Lee Kang-woo (2nd R), head of the South Korean delegation, is interviewed in Paju, South Korea, on March 2, 2010. South Korea and the Democratic People's Republic of Korea (DPRK) started talks Tuesday to resolve problems hampering operations at their joint industrial park, the government said. (Xinhua/He Lulu)
SEOUL, March 2 (Xinhua) -- South Korea and the Democratic People's Republic of Korea (DPRK) wrapped up the morning session of the talks on Tuesday to resolve problems hampering operations at their joint industrial park, the government said.
Details of the talks have not yet released, and the two sides have not decided on when to start the afternoon session, according to South Korea's Ministry of Unification.
A group of South Korean officials crossed the border into the neighboring DPRK for the working-level contact in the border town of Kaesong where the industrial park is located.
"We will do our best to draw concrete and visible results from the talks to solve problems of the transportation, communications and customs systems there," Lee Kang-woo, head of the South Korean delegation, said in a briefing, referring to the three major issues that have hampered operations at the joint park.

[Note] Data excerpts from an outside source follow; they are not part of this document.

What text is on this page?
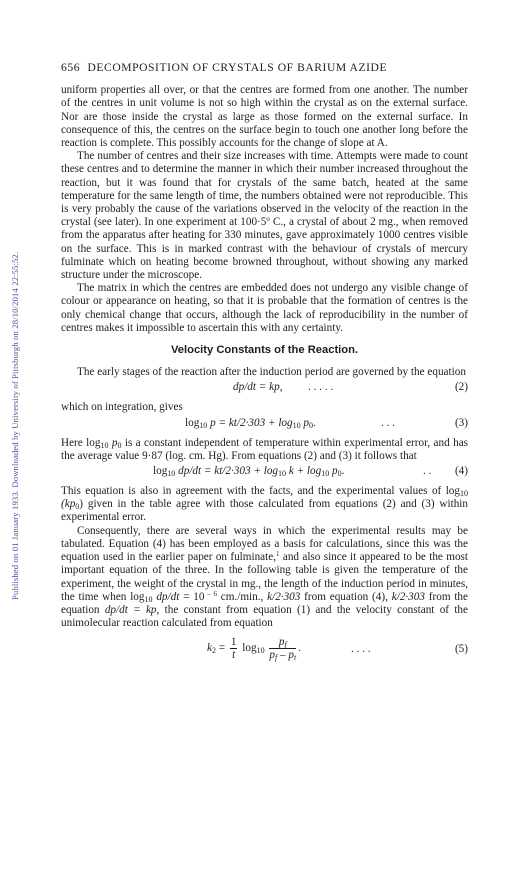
Published on 01 January 1933. Downloaded by University of Pittsburgh on 28/10/2014 22:55:52.
656 DECOMPOSITION OF CRYSTALS OF BARIUM AZIDE

uniform properties all over, or that the centres are formed from one another. The number of the centres in unit volume is not so high within the crystal as on the external surface. Nor are those inside the crystal as large as those formed on the external surface. In consequence of this, the centres on the surface begin to touch one another long before the reaction is complete. This possibly accounts for the change of slope at A.

The number of centres and their size increases with time. Attempts were made to count these centres and to determine the manner in which their number increased throughout the reaction, but it was found that for crystals of the same batch, heated at the same temperature for the same length of time, the numbers obtained were not reproducible. This is very probably the cause of the variations observed in the velocity of the reaction in the crystal (see later). In one experiment at $100\cdot 5^o$ C., a crystal of about 2 mg., when removed from the apparatus after heating for 330 minutes, gave approximately 1000 centres visible on the surface. This is in marked contrast with the behaviour of crystals of mercury fulminate which on heating become browned throughout, without showing any marked structure under the microscope.

The matrix in which the centres are embedded does not undergo any visible change of colour or appearance on heating, so that it is probable that the formation of centres is the only chemical change that occurs, although the lack of reproducibility in the number of centres makes it impossible to ascertain this with any certainty.

Velocity Constants of the Reaction.

The early stages of the reaction after the induction period are governed by the equation

dp/dt = kp, . . . . .	(2)

which on integration, gives

$\log_{10} p = kt/2\cdot 303 + \log_{10} p_0$.	. . .	(3)

Here $\log_{10} p_0$ is a constant independent of temperature within experimental error, and has the average value 9·87 (log. cm. Hg). From equations (2) and (3) it follows that

$\log_{10} dp/dt = kt/2\cdot 303 + \log_{10} k + \log_{10} p_0$.	. . (4)

This equation is also in agreement with the facts, and the experimental values of $\log_{10} (kp_0)$ given in the table agree with those calculated from equations (2) and (3) within experimental error.

Consequently, there are several ways in which the experimental results may be tabulated. Equation (4) has been employed as a basis for calculations, since this was the equation used in the earlier paper on fulminate,$^1$ and also since it appeared to be the most important equation of the three. In the following table is given the temperature of the experiment, the weight of the crystal in mg., the length of the induction period in minutes, the time when $\log_{10} dp/dt = 10$ $^{- 6}$ cm./min., k/2·303 from equation (4), k/2·303 from the equation dp/dt = kp, the constant from equation (1) and the velocity constant of the unimolecular reaction calculated from equation

$k_2 = \frac{1}{t} \log_{10} \frac{p_f}{p_f - p_t}$ .	. . . .	(5)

The Seoul delegation is expected to push for using the Radio- Frequency Identification system in the DPRK to help speed up cross- border passage and allowing a day pass for people entering the industrial park.
Local media here said the use of cell phones and having access to the Internet inside the joint park might be part of the agenda.
The working-level contact came after weeks of exchanges over the venue and the date of the talks.
Some 110 South Korean companies are running factories in the joint industrial park employing about 42,000 DPRK workers, mostly producing labor-intensive goods.
The industrial complex is a long-standing but fragile symbol of inter-Korean cooperation whose operations have occasionally been threatened due to tense ties.